[LeetCode-1] Two Sum

Two Sum

Given an array of integers, find two numbers such that they add up to a specific target number.

The function twoSum should return indices of the two numbers such that they add up to the target, where index1 must be less than index2. Please note that your returned answers (both index1 and index2) are not zero-based.

You may assume that each input would have exactly one solution.

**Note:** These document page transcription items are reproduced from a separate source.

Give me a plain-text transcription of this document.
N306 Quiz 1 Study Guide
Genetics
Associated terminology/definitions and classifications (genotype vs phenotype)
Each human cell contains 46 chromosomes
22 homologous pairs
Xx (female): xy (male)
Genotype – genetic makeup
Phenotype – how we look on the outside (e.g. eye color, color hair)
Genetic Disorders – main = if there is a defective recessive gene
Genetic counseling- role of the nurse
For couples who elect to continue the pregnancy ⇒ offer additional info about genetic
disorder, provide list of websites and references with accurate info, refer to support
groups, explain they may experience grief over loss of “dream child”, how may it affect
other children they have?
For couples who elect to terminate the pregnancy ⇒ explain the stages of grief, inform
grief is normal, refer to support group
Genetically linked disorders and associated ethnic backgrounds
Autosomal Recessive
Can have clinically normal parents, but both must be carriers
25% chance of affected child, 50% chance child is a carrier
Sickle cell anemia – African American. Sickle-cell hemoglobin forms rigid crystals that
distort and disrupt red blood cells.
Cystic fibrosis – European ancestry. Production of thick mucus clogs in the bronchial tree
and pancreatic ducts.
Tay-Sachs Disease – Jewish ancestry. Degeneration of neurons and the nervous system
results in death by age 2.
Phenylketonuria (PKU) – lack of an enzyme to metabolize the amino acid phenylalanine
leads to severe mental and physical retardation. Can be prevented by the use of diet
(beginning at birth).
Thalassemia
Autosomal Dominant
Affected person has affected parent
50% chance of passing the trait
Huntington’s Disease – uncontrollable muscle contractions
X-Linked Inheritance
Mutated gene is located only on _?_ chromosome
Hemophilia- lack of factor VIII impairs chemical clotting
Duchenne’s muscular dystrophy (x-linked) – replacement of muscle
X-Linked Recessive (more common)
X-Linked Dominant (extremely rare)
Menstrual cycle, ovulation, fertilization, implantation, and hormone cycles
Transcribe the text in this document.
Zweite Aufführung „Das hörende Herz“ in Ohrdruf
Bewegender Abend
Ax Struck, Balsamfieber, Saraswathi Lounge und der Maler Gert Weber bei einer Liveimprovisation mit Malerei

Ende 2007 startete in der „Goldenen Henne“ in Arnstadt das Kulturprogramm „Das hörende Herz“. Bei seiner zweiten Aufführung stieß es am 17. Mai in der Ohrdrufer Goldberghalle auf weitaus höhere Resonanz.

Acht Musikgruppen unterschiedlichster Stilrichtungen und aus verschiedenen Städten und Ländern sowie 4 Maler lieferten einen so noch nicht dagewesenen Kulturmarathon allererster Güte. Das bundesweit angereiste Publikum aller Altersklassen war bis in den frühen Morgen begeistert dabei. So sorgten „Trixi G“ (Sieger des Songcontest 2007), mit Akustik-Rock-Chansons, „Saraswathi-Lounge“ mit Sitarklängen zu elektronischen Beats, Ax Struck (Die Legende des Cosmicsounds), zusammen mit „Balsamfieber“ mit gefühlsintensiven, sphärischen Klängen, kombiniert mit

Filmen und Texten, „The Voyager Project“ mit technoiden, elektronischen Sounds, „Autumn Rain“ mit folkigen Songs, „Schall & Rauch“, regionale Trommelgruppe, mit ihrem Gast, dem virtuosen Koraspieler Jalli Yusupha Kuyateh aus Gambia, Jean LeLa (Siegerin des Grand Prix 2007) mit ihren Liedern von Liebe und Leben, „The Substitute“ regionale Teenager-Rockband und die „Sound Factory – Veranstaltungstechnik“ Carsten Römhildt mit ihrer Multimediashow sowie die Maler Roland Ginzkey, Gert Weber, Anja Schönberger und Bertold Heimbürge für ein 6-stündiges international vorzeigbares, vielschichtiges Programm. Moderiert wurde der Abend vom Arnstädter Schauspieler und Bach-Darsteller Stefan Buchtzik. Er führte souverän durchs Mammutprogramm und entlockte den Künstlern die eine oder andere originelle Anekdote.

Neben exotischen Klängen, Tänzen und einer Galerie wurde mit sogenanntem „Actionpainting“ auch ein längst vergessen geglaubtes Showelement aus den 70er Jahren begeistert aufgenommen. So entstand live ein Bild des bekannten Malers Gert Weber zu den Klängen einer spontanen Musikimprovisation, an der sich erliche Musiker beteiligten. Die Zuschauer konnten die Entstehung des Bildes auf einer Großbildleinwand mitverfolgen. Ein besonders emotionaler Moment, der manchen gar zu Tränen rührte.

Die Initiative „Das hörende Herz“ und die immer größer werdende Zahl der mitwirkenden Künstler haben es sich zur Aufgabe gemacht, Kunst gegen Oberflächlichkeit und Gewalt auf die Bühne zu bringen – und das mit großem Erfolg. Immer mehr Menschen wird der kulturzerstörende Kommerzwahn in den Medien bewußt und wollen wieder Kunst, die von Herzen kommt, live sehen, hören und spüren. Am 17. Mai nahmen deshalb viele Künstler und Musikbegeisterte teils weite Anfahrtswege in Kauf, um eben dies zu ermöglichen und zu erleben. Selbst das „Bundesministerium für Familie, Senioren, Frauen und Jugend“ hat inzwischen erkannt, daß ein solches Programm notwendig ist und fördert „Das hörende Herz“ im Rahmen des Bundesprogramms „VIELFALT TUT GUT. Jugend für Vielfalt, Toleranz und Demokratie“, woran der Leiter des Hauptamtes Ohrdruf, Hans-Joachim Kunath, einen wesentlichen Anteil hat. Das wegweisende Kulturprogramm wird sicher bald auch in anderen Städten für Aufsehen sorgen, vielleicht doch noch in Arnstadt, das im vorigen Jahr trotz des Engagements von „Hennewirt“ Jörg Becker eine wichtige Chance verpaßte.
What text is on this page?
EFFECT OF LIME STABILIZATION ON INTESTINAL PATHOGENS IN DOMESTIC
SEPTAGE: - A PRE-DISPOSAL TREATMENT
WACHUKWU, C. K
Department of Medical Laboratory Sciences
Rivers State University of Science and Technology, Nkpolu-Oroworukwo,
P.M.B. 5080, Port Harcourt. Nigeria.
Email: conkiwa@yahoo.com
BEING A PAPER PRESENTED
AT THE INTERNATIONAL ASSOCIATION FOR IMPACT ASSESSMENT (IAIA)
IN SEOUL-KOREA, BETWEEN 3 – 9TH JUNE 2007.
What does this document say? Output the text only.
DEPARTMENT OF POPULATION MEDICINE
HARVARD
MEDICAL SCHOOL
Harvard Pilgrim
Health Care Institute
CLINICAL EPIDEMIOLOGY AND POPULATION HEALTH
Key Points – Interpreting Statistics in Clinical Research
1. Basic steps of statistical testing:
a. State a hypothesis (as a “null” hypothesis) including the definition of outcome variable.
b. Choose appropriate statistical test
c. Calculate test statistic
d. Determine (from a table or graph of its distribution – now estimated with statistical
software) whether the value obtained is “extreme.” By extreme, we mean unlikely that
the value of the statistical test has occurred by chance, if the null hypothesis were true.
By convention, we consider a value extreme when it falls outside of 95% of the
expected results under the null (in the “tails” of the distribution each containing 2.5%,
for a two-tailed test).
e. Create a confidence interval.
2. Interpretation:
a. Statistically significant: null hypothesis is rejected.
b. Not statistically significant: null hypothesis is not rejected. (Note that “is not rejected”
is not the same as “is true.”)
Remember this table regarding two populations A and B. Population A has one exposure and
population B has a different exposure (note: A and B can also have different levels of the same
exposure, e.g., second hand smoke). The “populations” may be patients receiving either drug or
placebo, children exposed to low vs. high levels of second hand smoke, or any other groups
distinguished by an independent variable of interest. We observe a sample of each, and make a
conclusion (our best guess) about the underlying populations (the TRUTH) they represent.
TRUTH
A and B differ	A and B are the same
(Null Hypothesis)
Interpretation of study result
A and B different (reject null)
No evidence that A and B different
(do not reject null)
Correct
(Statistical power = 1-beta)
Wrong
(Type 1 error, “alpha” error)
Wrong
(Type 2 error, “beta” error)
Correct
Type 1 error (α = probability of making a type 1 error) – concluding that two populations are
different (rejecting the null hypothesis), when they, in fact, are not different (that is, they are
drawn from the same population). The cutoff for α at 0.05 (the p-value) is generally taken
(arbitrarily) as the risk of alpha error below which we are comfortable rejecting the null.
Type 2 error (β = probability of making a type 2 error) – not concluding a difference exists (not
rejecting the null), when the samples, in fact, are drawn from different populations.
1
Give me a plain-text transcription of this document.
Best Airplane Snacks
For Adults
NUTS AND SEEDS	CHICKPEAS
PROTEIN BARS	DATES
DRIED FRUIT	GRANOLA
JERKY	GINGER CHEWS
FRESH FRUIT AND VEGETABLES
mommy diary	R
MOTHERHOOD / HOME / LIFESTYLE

Input: numbers={2, 7, 11, 15}, target=9
Output: index1=1, index2=2

 

掉进了重复元素（比如[1, 2, 4, 4, 5] 8）的坑=。=没考虑这个导致输出的结果是[3, 3]而不是[3, 4]……要注意这些烦人的badcase呀……

 

class Solution {
public:
    vector<int> twoSum(vector<int> &numbers, int target) {
        // Start typing your C/C++ solution below
        // DO NOT write int main() function
        unordered_map<int, int> num_map;
        vector<int> result;
        int index;
        num_map.clear();
        for (int i = 0; i < numbers.size(); ++i) {
            num_map.insert(pair<int, int>(numbers.at(i), i));
            if (target / 2 == numbers.at(i) && target % 2 == 0) {
                result.push_back(i + 1);
                if (2 == result.size()) {
                    return result; // fucking badcase
                }
            }
        }
        result.clear();
        unordered_map<int, int>::iterator iter;
        for (int i = 0; i < numbers.size(); ++i) {
            if (num_map.end() != (iter = num_map.find(target - numbers.at(i)))) {
                result.push_back(i + 1);
                result.push_back(iter->second + 1);
            }
        }
        return result;
    }
};